The bomber was stopped in a car just outside the airport. He ran into the airport’s car park after the police tried to search him. He opened fire at the police who were chasing him before blowing himself up, the police said.
“The suicide bomber was killed and two airport security staff were wounded,” interior minister Aftab Ahmed Khan Sherpao said. Police said one policemen was also wounded when the bomber opened fire.
Two accomplices of the bomber were arrested, Sherpao said.
Police sealed off the airport soon after the blast but the remains of a body could be seen in the car park through a fence, a witness said.
“This is a pure act of terrorism,” said retired Brigadier Javed Iqbal Cheema, head of an interior ministry crisis management section. An aviation official said flights coming to and from Islamabad were expected to be delayed.
Pakistan has seen several suicide attacks in recent days that have killed nearly 30 people. A suicide bomber killed himself and a guard while trying to enter one of Islamabad’s top hotels on January 26 .
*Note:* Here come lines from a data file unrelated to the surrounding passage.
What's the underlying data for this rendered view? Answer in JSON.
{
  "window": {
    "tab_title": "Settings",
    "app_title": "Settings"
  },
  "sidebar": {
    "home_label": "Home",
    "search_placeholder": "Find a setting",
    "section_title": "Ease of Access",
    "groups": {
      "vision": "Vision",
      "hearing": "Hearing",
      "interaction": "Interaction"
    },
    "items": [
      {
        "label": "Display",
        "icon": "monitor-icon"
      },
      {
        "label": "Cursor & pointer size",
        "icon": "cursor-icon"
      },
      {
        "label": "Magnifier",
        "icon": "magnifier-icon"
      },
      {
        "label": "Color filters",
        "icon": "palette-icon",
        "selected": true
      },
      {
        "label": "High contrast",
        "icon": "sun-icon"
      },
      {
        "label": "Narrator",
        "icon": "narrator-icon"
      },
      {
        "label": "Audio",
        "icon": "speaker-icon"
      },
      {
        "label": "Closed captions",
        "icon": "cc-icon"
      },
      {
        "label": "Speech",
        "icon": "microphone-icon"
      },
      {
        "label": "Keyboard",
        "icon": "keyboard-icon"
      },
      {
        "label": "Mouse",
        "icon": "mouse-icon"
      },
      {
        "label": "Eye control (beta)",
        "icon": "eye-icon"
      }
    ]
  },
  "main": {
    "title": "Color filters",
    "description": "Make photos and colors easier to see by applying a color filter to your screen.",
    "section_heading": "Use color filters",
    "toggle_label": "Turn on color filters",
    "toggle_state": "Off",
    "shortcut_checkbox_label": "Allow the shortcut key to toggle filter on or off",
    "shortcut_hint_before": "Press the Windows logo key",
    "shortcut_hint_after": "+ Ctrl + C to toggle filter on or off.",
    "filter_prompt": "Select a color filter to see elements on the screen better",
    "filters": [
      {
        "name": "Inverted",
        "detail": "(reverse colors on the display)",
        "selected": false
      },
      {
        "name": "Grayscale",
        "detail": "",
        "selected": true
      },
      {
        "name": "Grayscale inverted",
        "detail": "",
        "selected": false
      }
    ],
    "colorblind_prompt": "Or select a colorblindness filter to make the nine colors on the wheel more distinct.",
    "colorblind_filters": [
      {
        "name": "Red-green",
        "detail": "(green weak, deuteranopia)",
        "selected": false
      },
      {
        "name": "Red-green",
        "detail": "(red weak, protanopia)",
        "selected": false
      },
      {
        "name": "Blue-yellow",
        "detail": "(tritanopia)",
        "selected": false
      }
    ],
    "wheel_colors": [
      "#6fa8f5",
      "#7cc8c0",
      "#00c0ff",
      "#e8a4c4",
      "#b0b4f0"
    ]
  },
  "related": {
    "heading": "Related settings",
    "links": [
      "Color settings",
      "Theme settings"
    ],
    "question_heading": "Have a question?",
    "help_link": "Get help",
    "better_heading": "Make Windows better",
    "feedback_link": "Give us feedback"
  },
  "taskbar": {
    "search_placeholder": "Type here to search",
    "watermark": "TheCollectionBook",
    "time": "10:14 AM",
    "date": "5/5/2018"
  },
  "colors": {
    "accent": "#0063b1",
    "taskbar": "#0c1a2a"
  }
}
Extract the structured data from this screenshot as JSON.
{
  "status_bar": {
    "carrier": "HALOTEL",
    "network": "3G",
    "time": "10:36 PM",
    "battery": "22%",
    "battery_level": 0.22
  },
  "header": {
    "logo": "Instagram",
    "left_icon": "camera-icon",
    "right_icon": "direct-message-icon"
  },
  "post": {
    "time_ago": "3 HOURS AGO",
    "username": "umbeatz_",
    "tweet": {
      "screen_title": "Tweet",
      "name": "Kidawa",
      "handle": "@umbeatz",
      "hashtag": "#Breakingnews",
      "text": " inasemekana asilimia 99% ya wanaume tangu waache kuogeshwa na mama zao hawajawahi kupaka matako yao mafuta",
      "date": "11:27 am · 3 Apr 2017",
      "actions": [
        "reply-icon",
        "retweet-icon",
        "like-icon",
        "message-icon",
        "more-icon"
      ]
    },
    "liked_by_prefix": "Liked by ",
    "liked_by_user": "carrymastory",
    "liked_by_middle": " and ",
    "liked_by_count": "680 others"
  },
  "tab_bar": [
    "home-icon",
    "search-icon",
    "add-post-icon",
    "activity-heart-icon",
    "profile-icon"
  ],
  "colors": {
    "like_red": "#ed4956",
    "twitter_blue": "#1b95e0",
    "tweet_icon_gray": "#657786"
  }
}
The wave of bombings followed a Pakistani military air strike on an Islamist militant camp in the South Waziristan region on the Afghan border in mid-January that killed up to 20 people.
Analysts have speculated that the blasts were an act of revenge for the air strike and Pakistani intelligence officials have linked at least some of the bombs to pro-Taliban militants in Waziristan led by Baitulah Mehsud.
Many al Qaida and Taliban members fled to Pakistan’s semi-autonomous tribal lands from Afghanistan after US-led forces overthrew the Taliban in late 2001.
Pakistan, an important US ally in the war on terrorism, has been trying to clear foreign militants out of the area and pacify their Pakistani allies and hundreds of people have been killed in clashes.